A teddy bear in the arms of a child with diabetes can change health care.

At least, Jerry the Bear can.

Yesterday kicked off the sixth autumn mega-version of the Health 2.0 Conference in San Francisco. Co-founded by Matthew Holt and Indu Subaiya, a long-time health analyst and physician, respectively, this meeting features new-new tools, apps and devices aimed at improving individual and population health, as well as health processes and workflows for physicians, hospitals, pharma, and other stakeholders in the health care ecosystem – even health lawyers, who met on October 7 to discuss up-to-the-minute  e-health law issues.

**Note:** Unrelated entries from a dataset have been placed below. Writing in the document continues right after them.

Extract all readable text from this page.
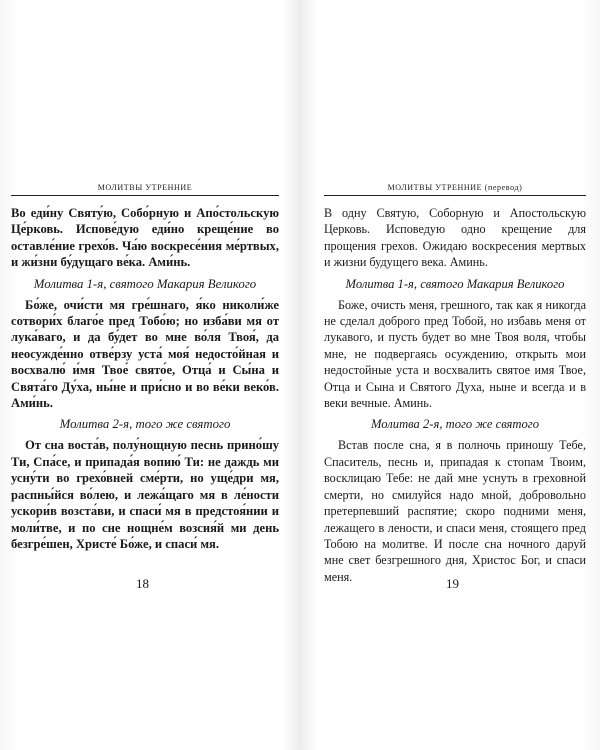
МОЛИТВЫ УТРЕННИЕ

Во еди́ну Святу́ю, Собо́рную и Апо́стольскую Це́рковь. Испове́дую еди́но креще́ние во оставле́ние грехо́в. Ча́ю воскресе́ния ме́ртвых, и жи́зни бу́дущаго ве́ка. Ами́нь.

Молитва 1-я, святого Макария Великого

Бо́же, очи́сти мя гре́шнаго, я́ко николи́же сотвори́х благо́е пред Тобо́ю; но изба́ви мя от лука́ваго, и да бу́дет во мне во́ля Твоя́, да неосужде́нно отве́рзу уста́ моя́ недосто́йная и восхвалю́ и́мя Твое́ свято́е, Отца́ и Сы́на и Свята́го Ду́ха, ны́не и при́сно и во ве́ки веко́в. Ами́нь.

Молитва 2-я, того же святого

От сна воста́в, полу́нощную песнь прино́шу Ти, Спа́се, и припада́я вопию́ Ти: не даждь ми усну́ти во грехо́вней сме́рти, но уще́дри мя, распны́йся во́лею, и лежа́щаго мя в ле́ности ускори́в возста́ви, и спаси́ мя в предстоя́нии и моли́тве, и по сне нощне́м возсия́й ми день безгре́шен, Христе́ Бо́же, и спаси́ мя.

МОЛИТВЫ УТРЕННИЕ (перевод)

В одну Святую, Соборную и Апостольскую Церковь. Исповедую одно крещение для прощения грехов. Ожидаю воскресения мертвых и жизни будущего века. Аминь.

Молитва 1-я, святого Макария Великого

Боже, очисть меня, грешного, так как я никогда не сделал доброго пред Тобой, но избавь меня от лукавого, и пусть будет во мне Твоя воля, чтобы мне, не подвергаясь осуждению, открыть мои недостойные уста и восхвалить святое имя Твое, Отца и Сына и Святого Духа, ныне и всегда и в веки вечные. Аминь.

Молитва 2-я, того же святого

Встав после сна, я в полночь приношу Тебе, Спаситель, песнь и, припадая к стопам Твоим, восклицаю Тебе: не дай мне уснуть в греховной смерти, но смилуйся надо мной, добровольно претерпевший распятие; скоро подними меня, лежащего в лености, и спаси меня, стоящего пред Тобою на молитве. И после сна ночного даруй мне свет безгрешного дня, Христос Бог, и спаси меня.

18	19
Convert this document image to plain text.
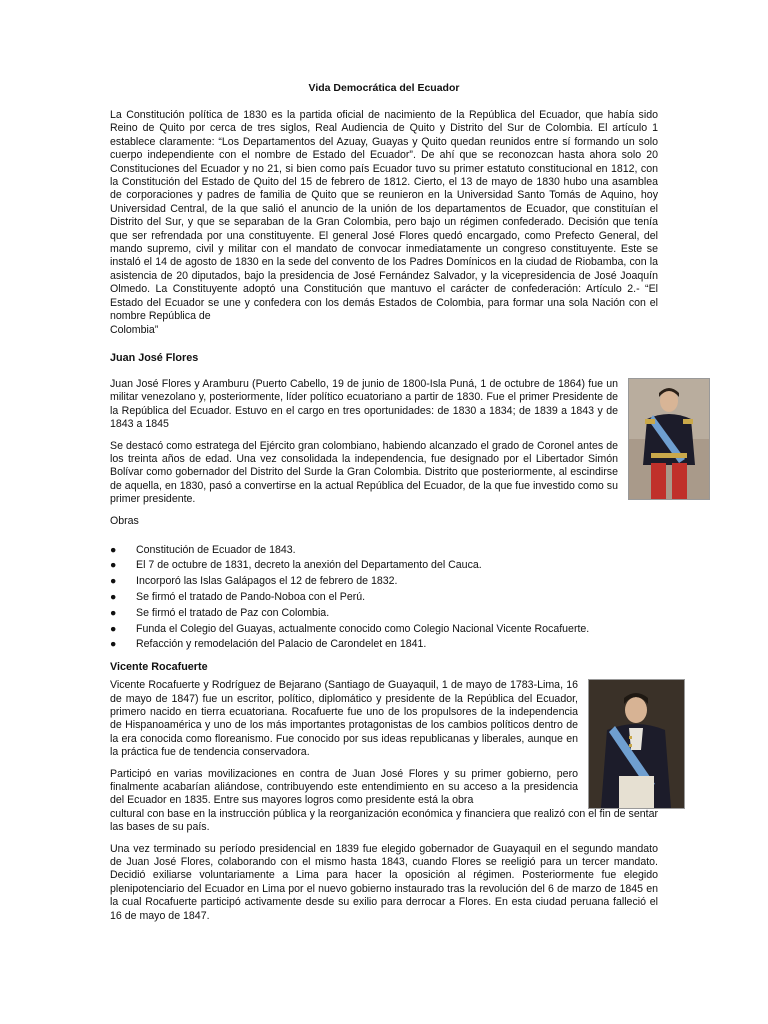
Vida Democrática del Ecuador

La Constitución política de 1830 es la partida oficial de nacimiento de la República del Ecuador, que había sido Reino de Quito por cerca de tres siglos, Real Audiencia de Quito y Distrito del Sur de Colombia. El artículo 1 establece claramente: “Los Departamentos del Azuay, Guayas y Quito quedan reunidos entre sí formando un solo cuerpo independiente con el nombre de Estado del Ecuador”. De ahí que se reconozcan hasta ahora solo 20 Constituciones del Ecuador y no 21, si bien como país Ecuador tuvo su primer estatuto constitucional en 1812, con la Constitución del Estado de Quito del 15 de febrero de 1812. Cierto, el 13 de mayo de 1830 hubo una asamblea de corporaciones y padres de familia de Quito que se reunieron en la Universidad Santo Tomás de Aquino, hoy Universidad Central, de la que salió el anuncio de la unión de los departamentos de Ecuador, que constituían el Distrito del Sur, y que se separaban de la Gran Colombia, pero bajo un régimen confederado. Decisión que tenía que ser refrendada por una constituyente. El general José Flores quedó encargado, como Prefecto General, del mando supremo, civil y militar con el mandato de convocar inmediatamente un congreso constituyente. Este se instaló el 14 de agosto de 1830 en la sede del convento de los Padres Domínicos en la ciudad de Riobamba, con la asistencia de 20 diputados, bajo la presidencia de José Fernández Salvador, y la vicepresidencia de José Joaquín Olmedo. La Constituyente adoptó una Constitución que mantuvo el carácter de confederación: Artículo 2.- “El Estado del Ecuador se une y confedera con los demás Estados de Colombia, para formar una sola Nación con el nombre República de

Colombia”

Juan José Flores

Juan José Flores y Aramburu (Puerto Cabello, 19 de junio de 1800-Isla Puná, 1 de octubre de 1864) fue un militar venezolano y, posteriormente, líder político ecuatoriano a partir de 1830. Fue el primer Presidente de la República del Ecuador. Estuvo en el cargo en tres oportunidades: de 1830 a 1834; de 1839 a 1843 y de 1843 a 1845

Se destacó como estratega del Ejército gran colombiano, habiendo alcanzado el grado de Coronel antes de los treinta años de edad. Una vez consolidada la independencia, fue designado por el Libertador Simón Bolívar como gobernador del Distrito del Surde la Gran Colombia. Distrito que posteriormente, al escindirse de aquella, en 1830, pasó a convertirse en la actual República del Ecuador, de la que fue investido como su primer presidente.

Obras
● Constitución de Ecuador de 1843.
● El 7 de octubre de 1831, decreto la anexión del Departamento del Cauca.
● Incorporó las Islas Galápagos el 12 de febrero de 1832.
● Se firmó el tratado de Pando-Noboa con el Perú.
● Se firmó el tratado de Paz con Colombia.
● Funda el Colegio del Guayas, actualmente conocido como Colegio Nacional Vicente Rocafuerte.
● Refacción y remodelación del Palacio de Carondelet en 1841.
Vicente Rocafuerte

Vicente Rocafuerte y Rodríguez de Bejarano (Santiago de Guayaquil, 1 de mayo de 1783-Lima, 16 de mayo de 1847) fue un escritor, político, diplomático y presidente de la República del Ecuador, primero nacido en tierra ecuatoriana. Rocafuerte fue uno de los propulsores de la independencia de Hispanoamérica y uno de los más importantes protagonistas de los cambios políticos dentro de la era conocida como floreanismo. Fue conocido por sus ideas republicanas y liberales, aunque en la práctica fue de tendencia conservadora.

Participó en varias movilizaciones en contra de Juan José Flores y su primer gobierno, pero finalmente acabarían aliándose, contribuyendo este entendimiento en su acceso a la presidencia del Ecuador en 1835. Entre sus mayores logros como presidente está la obra

cultural con base en la instrucción pública y la reorganización económica y financiera que realizó con el fin de sentar las bases de su país.

Una vez terminado su período presidencial en 1839 fue elegido gobernador de Guayaquil en el segundo mandato de Juan José Flores, colaborando con el mismo hasta 1843, cuando Flores se reeligió para un tercer mandato. Decidió exiliarse voluntariamente a Lima para hacer la oposición al régimen. Posteriormente fue elegido plenipotenciario del Ecuador en Lima por el nuevo gobierno instaurado tras la revolución del 6 de marzo de 1845 en la cual Rocafuerte participó activamente desde su exilio para derrocar a Flores. En esta ciudad peruana falleció el 16 de mayo de 1847.
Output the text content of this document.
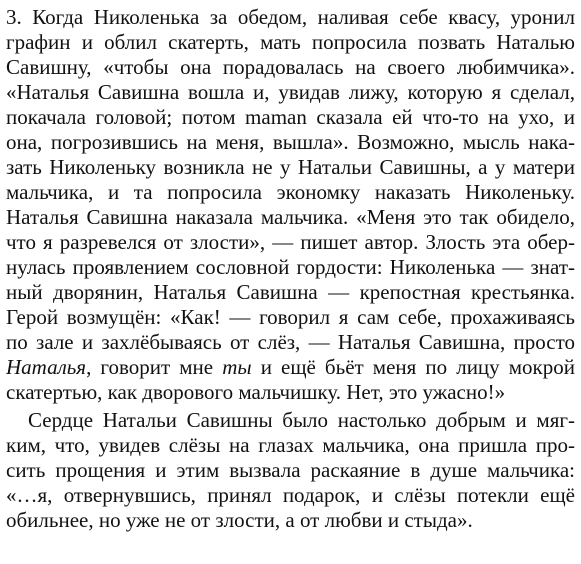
3. Когда Николенька за обедом, наливая себе квасу, уронил
графин и облил скатерть, мать попросила позвать Наталью
Савишну, «чтобы она порадовалась на своего любимчика».
«Наталья Савишна вошла и, увидав лижу, которую я сделал,
покачала головой; потом maman сказала ей что-то на ухо, и
она, погрозившись на меня, вышла». Возможно, мысль нака-
зать Николеньку возникла не у Натальи Савишны, а у матери
мальчика, и та попросила экономку наказать Николеньку.
Наталья Савишна наказала мальчика. «Меня это так обидело,
что я разревелся от злости», — пишет автор. Злость эта обер-
нулась проявлением сословной гордости: Николенька — знат-
ный дворянин, Наталья Савишна — крепостная крестьянка.
Герой возмущён: «Как! — говорил я сам себе, прохаживаясь
по зале и захлёбываясь от слёз, — Наталья Савишна, просто
Наталья, говорит мне ты и ещё бьёт меня по лицу мокрой
скатертью, как дворового мальчишку. Нет, это ужасно!»
Сердце Натальи Савишны было настолько добрым и мяг-
ким, что, увидев слёзы на глазах мальчика, она пришла про-
сить прощения и этим вызвала раскаяние в душе мальчика:
«…я, отвернувшись, принял подарок, и слёзы потекли ещё
обильнее, но уже не от злости, а от любви и стыда».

Yesterday was also the inaugural Body 2.0 meeting, in which I participated. The meet up was sited away from the Hilton Hotel’s Health 2.0 meetings, instead located in the Terra Gallery, way south of Market Street. Organized by Dr. Alan Greene, pediatrician and child advocate for healthy food and kids’ health, Cheryl Greene, producer/guress of DrGreene.com, and Robin Friedlander of Health 2.0, the event focused on the consumer aspects of Health 2.0: food, self-tracking, environment, exercise (including a helpful Kaiser Thrive walking exhibit and real walk around the Embarcadero during the day, quite literally walking the talk!), and helpful apps such as Azumio’s mobile health tools and Pilljogger’s medication adhreence programs. On the foodie front, I was particularly happy to sample the “super-drinks” from Kevita – in particular, the lemon ginger variety.

I gave a talk at Body 2.0 called HealthcareDIY: It’s Personal, a mashup of my parents’ and my personal health records and a family scrapbooked, capped by my cholesterol numbers turnaround. I will upload this presentation to SlideShare later this week for Health Populi readers’ review.

I had the pleasure of walking the exhibition floor with my long-time colleague Mary Cain, with whom I collaborated for many years when we were both affiliated with Institute for the Future. Mary is now one of the leading experts in user-centered design and health behavior change, so touring a vendor floor of health tools and apps with her opens up new avenues for thinking which, on my own, I would not have ideated.

In particular, our time spent with Podimetrics, a start-up of a smart group of folks from MIT, caught our attention. The team includes a physician, engineers, designers — all focused on solving one big problem for diabetics: fending off foot ulcers. A floor mat incorporates tiny sensors which can assess circulation and key metrics that can predict foot issues in diabetics that could prevent the ultimate loss of the foot via amputation – the endgame for ulcers gone awry. There is tremendous potential in this device mat which I’m excited to track.

And now, to Jerry, who is the title of this post. Mary and I returned to the Hilton to experience the end of the Patients 2.0 meet-up, led by Sarah Krug who heads up the Society for Participatory Medicine. Sarah organized a Shark Tank framework for health technology developers to compete vis-a-vis a judging panel of experienced patients. Among the many innovations, one was deemed the winner: Jerry the Bear, from Sproutel, a start-up.

Sproutel is led by two people with vision, energy, and joy: Hannah Chung and Aaron Horowitz, who met up at Northwestern University with their design and engineering hats, respectively, colliding in a vision of creating an engaging device to help kids with diabetes. Both had their personal stories dealing with health that drove them to this vision: Hannah, with a parent dealing with diabetes; and Aaron, with his own child health issues. It is this passion we often see resulting in successful health ventures that take a long view, among them PatientsLikeMe and CureTogether, both driven by people with intense personal passions.

The prototype of Jerry the Bear has been realized, as Hannah and Aaron negotiated with their Northwestern professors for time and education far afield from the bricks and mortar campus. The students moved to Providence, RI, where they work in an incubator and attracted financing to get Jerry the Bear into its prototype state. I’m hugging Jerry in this photo, and you can tell I’m already a fan. Thank you, Gregg Masters, @2healthguru, for taking the pic. (Sidebar: Providence is the home of Hasbro toys. Providential?)

Health Populi’s Hot Points: I am a devotee of user-centered design, the power of play, and health engagement. Jerry incorporates all three of these factors, and his potential is tremendous for health care. Beyond childhood diabetes, Jerry can work wonders at the other end of the age spectrum with people aging at home to help with medication adherence, reminders to eat, and other aging-in-place support. I also note that my mother-in-law reacquainted herself with stuffed toys and dolls in her later years, and Jerry could have been a fun companion for her had he been available at the time.